Orientation effect on vinyl ester composites/sisal fibre: (a) 20%, (b) 25%, (c) 30%, and (d) 35%.

Figure 15 depicts how the glass fibre orientation affects the insulating characteristics of the vinyl ester-based composites at various loadings. The insulation capabilities of these composites were similar to the glass fibre–epoxy composites at all loadings. A recent study used glass and natural fibres (vetiver, basalt) to make hybrid composites based on the vinyl ester. ANSYS Workbench was used to analyse these composites for thermal loadings that could occur during the machining process. Both kinds of fibres had similar results, and the vinyl ester’s thermal conductivity was significantly reduced. Modelling findings showed that the natural fibre-based hybrid composites had lower heat flux during machining than the glass fibre-based hybrid composites [53].

Figure 15

Orientation effect on vinyl ester composites/glass fibre: (a) 20%, (b) 25%, (c) 30%, and (d) 35%.
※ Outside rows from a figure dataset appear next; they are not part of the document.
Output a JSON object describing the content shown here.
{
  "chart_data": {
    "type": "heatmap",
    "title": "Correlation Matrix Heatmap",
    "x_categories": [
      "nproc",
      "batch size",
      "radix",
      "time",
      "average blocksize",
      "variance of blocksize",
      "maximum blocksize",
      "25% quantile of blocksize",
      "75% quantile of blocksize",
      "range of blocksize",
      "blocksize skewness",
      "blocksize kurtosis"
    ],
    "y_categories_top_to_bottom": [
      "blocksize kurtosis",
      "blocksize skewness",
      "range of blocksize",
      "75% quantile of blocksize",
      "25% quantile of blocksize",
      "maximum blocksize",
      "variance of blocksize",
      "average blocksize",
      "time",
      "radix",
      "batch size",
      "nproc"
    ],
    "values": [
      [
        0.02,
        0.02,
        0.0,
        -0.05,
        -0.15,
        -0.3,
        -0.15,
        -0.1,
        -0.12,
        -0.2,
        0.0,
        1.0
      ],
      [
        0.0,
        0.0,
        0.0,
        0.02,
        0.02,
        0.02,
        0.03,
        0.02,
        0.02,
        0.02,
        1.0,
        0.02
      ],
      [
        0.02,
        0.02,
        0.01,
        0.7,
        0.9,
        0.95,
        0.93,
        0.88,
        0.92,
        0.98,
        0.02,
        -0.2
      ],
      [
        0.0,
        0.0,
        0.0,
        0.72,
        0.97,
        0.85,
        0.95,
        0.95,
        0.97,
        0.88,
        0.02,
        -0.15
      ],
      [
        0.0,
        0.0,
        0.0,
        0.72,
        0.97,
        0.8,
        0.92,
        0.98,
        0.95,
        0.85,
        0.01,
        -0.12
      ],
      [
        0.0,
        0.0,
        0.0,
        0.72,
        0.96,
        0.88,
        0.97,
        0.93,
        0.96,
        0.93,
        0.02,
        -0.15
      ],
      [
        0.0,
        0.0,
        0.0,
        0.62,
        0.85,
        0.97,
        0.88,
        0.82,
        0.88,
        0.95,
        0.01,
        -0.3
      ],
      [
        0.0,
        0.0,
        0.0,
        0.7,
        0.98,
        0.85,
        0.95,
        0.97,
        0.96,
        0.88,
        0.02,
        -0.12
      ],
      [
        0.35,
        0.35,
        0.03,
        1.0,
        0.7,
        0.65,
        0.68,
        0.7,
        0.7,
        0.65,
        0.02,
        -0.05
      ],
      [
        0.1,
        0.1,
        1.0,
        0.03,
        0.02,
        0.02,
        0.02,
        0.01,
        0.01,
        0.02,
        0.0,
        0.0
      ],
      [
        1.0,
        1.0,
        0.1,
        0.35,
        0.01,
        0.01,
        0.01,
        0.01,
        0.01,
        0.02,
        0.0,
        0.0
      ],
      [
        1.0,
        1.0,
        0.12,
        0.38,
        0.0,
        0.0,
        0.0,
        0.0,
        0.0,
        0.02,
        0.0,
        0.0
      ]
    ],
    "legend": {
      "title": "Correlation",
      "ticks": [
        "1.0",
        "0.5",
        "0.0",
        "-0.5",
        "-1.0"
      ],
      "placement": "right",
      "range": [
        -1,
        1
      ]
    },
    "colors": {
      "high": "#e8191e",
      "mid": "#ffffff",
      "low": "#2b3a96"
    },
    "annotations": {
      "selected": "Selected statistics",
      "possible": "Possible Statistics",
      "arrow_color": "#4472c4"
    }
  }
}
3.4 Effect of fibre orientation

Figures 16 and 17 show the effect of sisal and glass fibre orientation (45°) on the insulating properties of resins with a 35% fibre loading. The results show that sisal fibres provide all three resins with insulating properties. However, all three types of composites (sisal with three resins) exhibit the same insulating characteristics across the entire time spectrum. A closer look at the graph revealed that sisal fibre provides slightly higher insulation capability with epoxy, compared to polyester resin and vinyl ester, by 0.078 and 0.05%, respectively. With glass fibres–epoxy, similar findings were obtained under the same conditions, and they showed 1.7 and 0.03% higher insulation percentages than vinyl ester and polyester, respectively.

Figure 16

Sisal fibre (loading of 35%) orientation effects on resin insulating characteristics by drawing the plot in MATLAB to represent the variations.

Figure 17

Draw the plot in MATLAB to represent the variations in glass fibre (loading of 35%) orientation effects on resin insulating characteristics.

The fibre orientation effect on the insulation percentage of the three different resins is seen in Figure 18. Unlike epoxy, vinyl ester and glass fibre-reinforced polyester composites demonstrated a maximum insulating percentage of about 63.5% (comparatively more than the sisal fibre). In contrast, such composites reached a maximum insulating percentage of approximately 63% when sisal fibres were included. Consequently, there was little to no difference between the two groups of composites. In contrast to sisal and glass fibre-based composites, which perform well as insulators, the epoxy resin obtained a significant performance disparity. These observations align with the findings of other research works [54,55]. Previous research has shown that polyester composites have better thermal insulation properties than pure polymer resin or glass fibres [52,53]. This may be attributed to the interaction between the fibre and resin. Sisal and other natural fibres often adhere to polymer resin less effectively than glass fibres [56,57,58]. This weak interaction between the two phases may explain the poor insulating capability of vinyl ester/sisal–polyester composites. Future research is needed to investigate the properties of natural fibres in more detail.

Figure 18

Effect of sisal and glass fibre (loading of 35%) orientation on insulating characteristics of three resins.